The male cardinal's crimson signal is intended for possible female mates and prospective male competitors. In a way they're for humans, too, because we factor into the complex lives of birds. Perhaps it's time we paid closer attention. In The Bird Detective, the York University professor focuses on a different aspect of bird social and sexual behaviour. Stutchbury wrote the book to illustrate the complexity of birds' interior lives and how they're expressed externally through plumage, song and activity. She hopes this knowledge will motivate readers to step up conservation efforts by reducing energy consumption and supporting sustainable food production, which also benefits birds.
In 2007's The Silence of the Songbirds, Stutchbury documents her own and others' research showing the steep decline in North American songbird populations---some 50 percent of species in the last 40 years due to varied causes: pesticide usage; habitat destruction; climate change, to name a few.
Back to the cardinal. The Museum of Natural History's Birds of Nova Scotia site describes it as a "rare resident" here, sighted regularly in southwestern counties and in the Halifax area, and occasionally elsewhere.
"In places like Ottawa and Toronto [cardinals] used to be far less common," says Stutchbury. "It is partly climate change and partly the culture of birdfeeding that's moved them north and east."
Stutchbury's specialization in migratory songbirds has taken her north and south (field research in Panama features prominently in The Bird Detective). She hasn't visited the Maritimes in a long time and says her visit will be a learning experience. The Ecology Action Centre's Bird Issues Group is partnering with the Nova Scotia Bird Society and other organizations to host the author.
"I'm a birder from way back," says Mark Butler, EAC's policy director. For years, Butler has visited Brier Island with friends and fellow birders to watch warblers, flycatchers and tanagers arrive. "It was just like waves coming through," he recalls.
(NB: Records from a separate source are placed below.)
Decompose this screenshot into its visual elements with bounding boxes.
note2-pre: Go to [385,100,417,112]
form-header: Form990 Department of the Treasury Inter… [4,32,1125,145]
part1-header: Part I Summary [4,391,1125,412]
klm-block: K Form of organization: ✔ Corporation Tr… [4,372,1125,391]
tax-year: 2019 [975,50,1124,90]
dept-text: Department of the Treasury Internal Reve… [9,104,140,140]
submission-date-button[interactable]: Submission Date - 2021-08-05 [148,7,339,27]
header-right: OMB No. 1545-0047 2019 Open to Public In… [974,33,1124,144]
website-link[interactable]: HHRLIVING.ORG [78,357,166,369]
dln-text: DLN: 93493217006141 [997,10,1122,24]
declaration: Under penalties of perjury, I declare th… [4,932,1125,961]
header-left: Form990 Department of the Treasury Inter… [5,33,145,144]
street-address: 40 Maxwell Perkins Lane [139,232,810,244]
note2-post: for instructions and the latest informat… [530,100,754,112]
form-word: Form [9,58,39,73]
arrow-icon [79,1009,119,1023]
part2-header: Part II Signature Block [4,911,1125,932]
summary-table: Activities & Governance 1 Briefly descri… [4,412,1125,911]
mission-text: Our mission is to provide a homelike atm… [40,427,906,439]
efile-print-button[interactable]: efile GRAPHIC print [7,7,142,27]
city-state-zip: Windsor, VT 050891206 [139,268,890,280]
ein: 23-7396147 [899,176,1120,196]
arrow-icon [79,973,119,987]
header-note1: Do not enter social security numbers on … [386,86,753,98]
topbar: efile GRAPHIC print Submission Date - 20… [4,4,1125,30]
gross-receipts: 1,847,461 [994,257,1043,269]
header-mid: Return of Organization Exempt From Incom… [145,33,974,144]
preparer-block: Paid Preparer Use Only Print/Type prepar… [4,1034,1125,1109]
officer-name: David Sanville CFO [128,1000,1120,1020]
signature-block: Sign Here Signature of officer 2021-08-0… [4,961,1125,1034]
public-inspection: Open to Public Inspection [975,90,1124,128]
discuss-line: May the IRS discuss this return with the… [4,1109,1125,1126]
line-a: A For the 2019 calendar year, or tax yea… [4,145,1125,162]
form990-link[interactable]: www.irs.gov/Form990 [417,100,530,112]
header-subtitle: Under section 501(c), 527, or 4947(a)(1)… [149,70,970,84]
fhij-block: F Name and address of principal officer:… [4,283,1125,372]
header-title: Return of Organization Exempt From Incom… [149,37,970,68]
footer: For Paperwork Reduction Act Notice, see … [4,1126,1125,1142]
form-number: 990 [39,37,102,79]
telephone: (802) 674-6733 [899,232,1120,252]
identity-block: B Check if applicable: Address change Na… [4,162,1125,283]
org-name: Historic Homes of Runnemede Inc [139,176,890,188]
Cardinal sightings have occurred on Brier Island, according to the Natural History website. Butler doesn't mention seeing them, but agrees, "There's a story of a bird that's increasing its distribution."
One begins to see an ominous shade to the cardinal's presence here, and other shifts in populations. Butler mentions the decline in the black-throated blue warbler and chimney swift populations, the decrease in barn swallows reported by the province's farmers and the absence of nighthawks---and their yip-yip call---overhead in Halifax.
People often misunderstand birdsong, says Stutchbury. At public appearances, some attendees admitted they thought birds sing because they're happy. In The Bird Detective, Stutchbury shows there's more going on. "If you live in a busy city area and you hear song sparrows singing you'll start to wonder, 'Gee, I wonder if they're using a higher pitch because of all the traffic noise,'" she says. "We can hear the same frequencies that the birds can but they can hear a level of detail we can't hear."